Act II: We find a seventeen year old Tom now disenchanted with his wonderful life and not coping so well with being a father. Really it's all Becky's fault and Tom isn't too sure he really is the father. After all there was that night that him and Becky and their friends got hyped up on ecstasy before Becky happily let everyone take their turn with her as a coked up Tom tried desperately to "get it up". (Nobody told me that would happen!!!) Add to this the fact that his good buddy and his own personal Huckleberry has finally come out of the closet and has begun a rather violent relationship with "Big Jim" has him yearning for the good ol' days of cigs and blunts behind the High School. Note that I am using the word "Big" here since in no way do I want to be fired from The Food Network. Act II ends with Tom selling his ass for money so that he can buy the one thing that all kids his age knows is the ultimate happiness.... heroin.

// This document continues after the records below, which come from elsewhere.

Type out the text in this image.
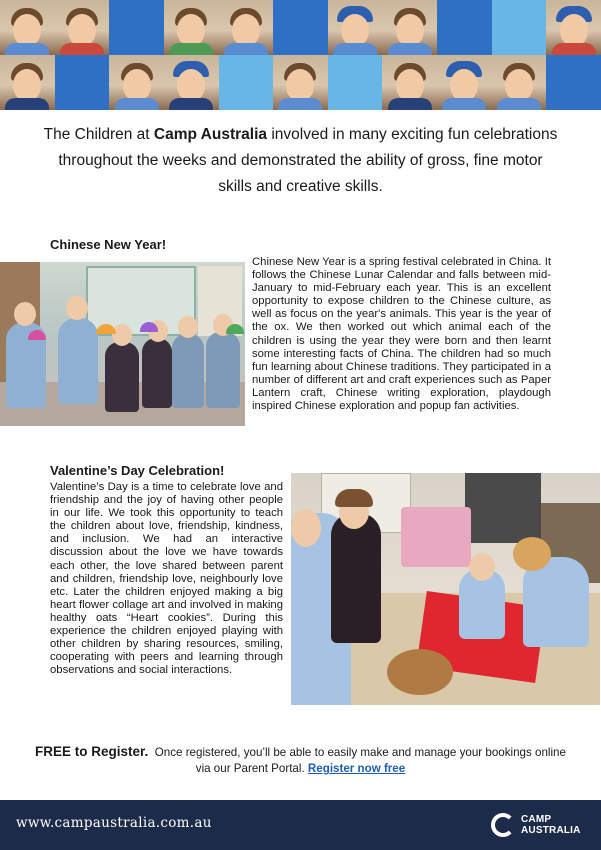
The Children at Camp Australia involved in many exciting fun celebrations throughout the weeks and demonstrated the ability of gross, fine motor skills and creative skills.

Chinese New Year!

Chinese New Year is a spring festival celebrated in China. It follows the Chinese Lunar Calendar and falls between mid-January to mid-February each year. This is an excellent opportunity to expose children to the Chinese culture, as well as focus on the year's animals. This year is the year of the ox. We then worked out which animal each of the children is using the year they were born and then learnt some interesting facts of China. The children had so much fun learning about Chinese traditions. They participated in a number of different art and craft experiences such as Paper Lantern craft, Chinese writing exploration, playdough inspired Chinese exploration and popup fan activities.

Valentine’s Day Celebration!

Valentine’s Day is a time to celebrate love and friendship and the joy of having other people in our life. We took this opportunity to teach the children about love, friendship, kindness, and inclusion. We had an interactive discussion about the love we have towards each other, the love shared between parent and children, friendship love, neighbourly love etc. Later the children enjoyed making a big heart flower collage art and involved in making healthy oats “Heart cookies”. During this experience the children enjoyed playing with other children by sharing resources, smiling, cooperating with peers and learning through observations and social interactions.

FREE to Register. Once registered, you’ll be able to easily make and manage your bookings online via our Parent Portal. Register now free
www.campaustralia.com.au	CAMP
AUSTRALIA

Act III: A now twenty-four year old Tom spends most of his days still living in Aunt Polly's home, playing Playstation with his buddy Huckleberry whose own relationship with Big Jim has finally gone south when Jim left him for an hermaphrodite transvestite. Aunt Polly, miraculously still alive, (because it really is true! Only the good die young) lays in her bed, and in her own waste, begging Tom to go buy her a pack of cigs and a bottle of Johnny Walker. Becky has fared no better, her two year old daughter wanders around the house unsupervised while she lays on the couch shoving needles between her toes and making sure she has enough money for her own cigs and Jack Daniels while wondering how long before somebody comes to take this brat away like they did Tom's punk ass son. Movie fades to black as Tom declares "Fuck the rest of the world, they're just jealous of everything we got over here!"

There you are. Another piece of literature that has been updated to reflect our times. This baby is going to sell!!! 

Now I'm lost. I may have went off on a tangent. The words I use to sum up this movie for me are not my own but come from a friend Eric Palicki: "It was not the Superman movie I wanted, but I suppose it's the Superman movie we deserve, alas."



1 comment:

Anonymous said...

To each his own, but I really liked the movie. And there's no way in hell I'll ever accept that there are situations where writers should never take Superman. This rigid frame of reference of what Superman *should* be all the time is what's killing the character and what's stymied at lot of DC properties over the years.